Dante smiled, looking almost impressed. If he wasn’t exhausted before, the act of tamping down her will had drained him fully. It was clear to Lennon that he had nothing left to give. If she tried to open an elevator now, she doubted he’d even be strong enough to stop her. And there was something about that fact—his vulnerability in the moment—that she found almost…endearing.
“Are you sure we shouldn’t try to make our way back to Drayton?” she said, and in what was perhaps too intimate a gesture she snatched a tissue from the box on the coffee table and wiped the blood from the edges of his mouth. “Isn’t there someone, anyone, we could call?”
“There is,” said Dante, closing his eyes.
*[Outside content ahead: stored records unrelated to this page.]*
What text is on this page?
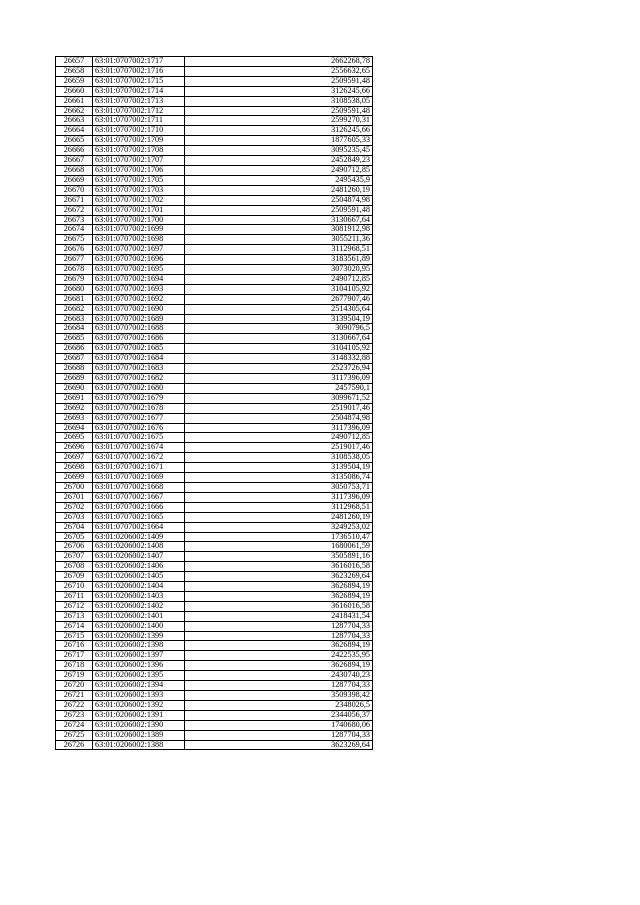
26657	63:01:0707002:1717	2662268,78
26658	63:01:0707002:1716	2556632,65
26659	63:01:0707002:1715	2509591,48
26660	63:01:0707002:1714	3126245,66
26661	63:01:0707002:1713	3108538,05
26662	63:01:0707002:1712	2509591,48
26663	63:01:0707002:1711	2599270,31
26664	63:01:0707002:1710	3126245,66
26665	63:01:0707002:1709	1877605,33
26666	63:01:0707002:1708	3095235,45
26667	63:01:0707002:1707	2452849,23
26668	63:01:0707002:1706	2490712,85
26669	63:01:0707002:1705	2495435,9
26670	63:01:0707002:1703	2481260,19
26671	63:01:0707002:1702	2504874,98
26672	63:01:0707002:1701	2509591,48
26673	63:01:0707002:1700	3130667,64
26674	63:01:0707002:1699	3081912,98
26675	63:01:0707002:1698	3055211,36
26676	63:01:0707002:1697	3112968,51
26677	63:01:0707002:1696	3183561,89
26678	63:01:0707002:1695	3073020,95
26679	63:01:0707002:1694	2490712,85
26680	63:01:0707002:1693	3104105,92
26681	63:01:0707002:1692	2677907,46
26682	63:01:0707002:1690	2514305,64
26683	63:01:0707002:1689	3139504,19
26684	63:01:0707002:1688	3090796,5
26685	63:01:0707002:1686	3130667,64
26686	63:01:0707002:1685	3104105,92
26687	63:01:0707002:1684	3148332,88
26688	63:01:0707002:1683	2523726,94
26689	63:01:0707002:1682	3117396,09
26690	63:01:0707002:1680	2457590,1
26691	63:01:0707002:1679	3099671,52
26692	63:01:0707002:1678	2519017,46
26693	63:01:0707002:1677	2504874,98
26694	63:01:0707002:1676	3117396,09
26695	63:01:0707002:1675	2490712,85
26696	63:01:0707002:1674	2519017,46
26697	63:01:0707002:1672	3108538,05
26698	63:01:0707002:1671	3139504,19
26699	63:01:0707002:1669	3135086,74
26700	63:01:0707002:1668	3050753,71
26701	63:01:0707002:1667	3117396,09
26702	63:01:0707002:1666	3112968,51
26703	63:01:0707002:1665	2481260,19
26704	63:01:0707002:1664	3249253,02
26705	63:01:0206002:1409	1736510,47
26706	63:01:0206002:1408	1680061,59
26707	63:01:0206002:1407	3505891,16
26708	63:01:0206002:1406	3616016,58
26709	63:01:0206002:1405	3623269,64
26710	63:01:0206002:1404	3626894,19
26711	63:01:0206002:1403	3626894,19
26712	63:01:0206002:1402	3616016,58
26713	63:01:0206002:1401	2418431,54
26714	63:01:0206002:1400	1287704,33
26715	63:01:0206002:1399	1287704,33
26716	63:01:0206002:1398	3626894,19
26717	63:01:0206002:1397	2422535,95
26718	63:01:0206002:1396	3626894,19
26719	63:01:0206002:1395	2430740,23
26720	63:01:0206002:1394	1287704,33
26721	63:01:0206002:1393	3509398,42
26722	63:01:0206002:1392	2348026,5
26723	63:01:0206002:1391	2344056,37
26724	63:01:0206002:1390	1740680,06
26725	63:01:0206002:1389	1287704,33
26726	63:01:0206002:1388	3623269,64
She’d half expected him to flinch away when she put the tissue to his lips, but he seemed at ease. “But all they’d be able to do is tell us to make our way to the closest gate. As it stands, I’m spent, and I need to rest. It’d be easier to drive down to Benedict’s in the morning than make our way to the nearest airport and fly into Savannah.”
“But we don’t have a car.”
“We’ll get one,” said Dante, stifling a yawn. “We rest tonight and leave in the morning,” he said, and she could tell from his tone that they’d reached the end of this discussion, and that he’d reached the end of his patience. He got up and went to the couch, where he would remain, sitting pensive and watchful, through the last of the night.